On April 27, 2020, a press release regarding the CORIMUNO-TOCI trial (NCT04331808), a multicenter, open-label RCT, noted significant improvement among patients with moderate or severe COVID-19 randomized to receive tocilizumab versus standard of care [39]. Sarilumab, another monoclonal antibody that blocks the IL-6 receptor, is currently being studied in a phase 2/3 adaptive, double-blind, placebo-controlled RCT (NCT04315298). After recommendations by an independent DSMB, a press release on April 27, 2020 announced that the study will only enroll patients with critical disease due to negative outcomes in other groups [40]. Results of both trials are still pending peer review. Additional clinical trials are under way for multiple immunomodulators in the treatment of COVID-19 and are not recommended outside of a clinical trial.

Discussion

The recent epidemics of SARS-CoV-1, MERS-CoV, and Ebola highlight the importance of carrying out RCTs during a public health emergency.

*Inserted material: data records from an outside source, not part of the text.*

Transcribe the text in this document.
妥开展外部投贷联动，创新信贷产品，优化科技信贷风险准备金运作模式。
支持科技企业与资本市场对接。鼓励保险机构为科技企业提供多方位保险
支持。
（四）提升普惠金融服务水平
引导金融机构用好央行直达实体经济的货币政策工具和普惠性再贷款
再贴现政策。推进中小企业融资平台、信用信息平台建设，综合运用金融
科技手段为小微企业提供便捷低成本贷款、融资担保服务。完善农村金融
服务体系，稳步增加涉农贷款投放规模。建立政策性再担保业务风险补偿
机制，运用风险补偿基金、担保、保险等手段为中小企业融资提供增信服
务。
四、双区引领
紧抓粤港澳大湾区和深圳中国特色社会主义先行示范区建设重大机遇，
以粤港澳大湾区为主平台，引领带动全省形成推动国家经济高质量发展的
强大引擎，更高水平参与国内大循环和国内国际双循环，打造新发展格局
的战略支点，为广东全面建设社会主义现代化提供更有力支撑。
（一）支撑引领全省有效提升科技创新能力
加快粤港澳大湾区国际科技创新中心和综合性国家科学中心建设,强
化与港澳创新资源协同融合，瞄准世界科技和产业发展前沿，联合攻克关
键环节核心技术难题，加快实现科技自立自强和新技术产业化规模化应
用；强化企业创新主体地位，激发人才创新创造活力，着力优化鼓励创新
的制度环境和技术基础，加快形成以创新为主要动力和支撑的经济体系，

In those outbreaks, treatment decisions were made on the basis of observational reports and limited RCTs [41]. An immediate consequence of this approach is an incorrect assumption that investigative treatment is more likely to benefit than cause harm [42]. In the long term, lack of RCTs leads to insufficient answers regarding safe and effective treatment and risks, degrading public trust in health agencies [42], [43]. The unprecedented speed with which numerous clinical trials have been initiated during the COVID-19 pandemic underscore the ability of the scientific community to provide this essential research.

The authors have nothing to disclose.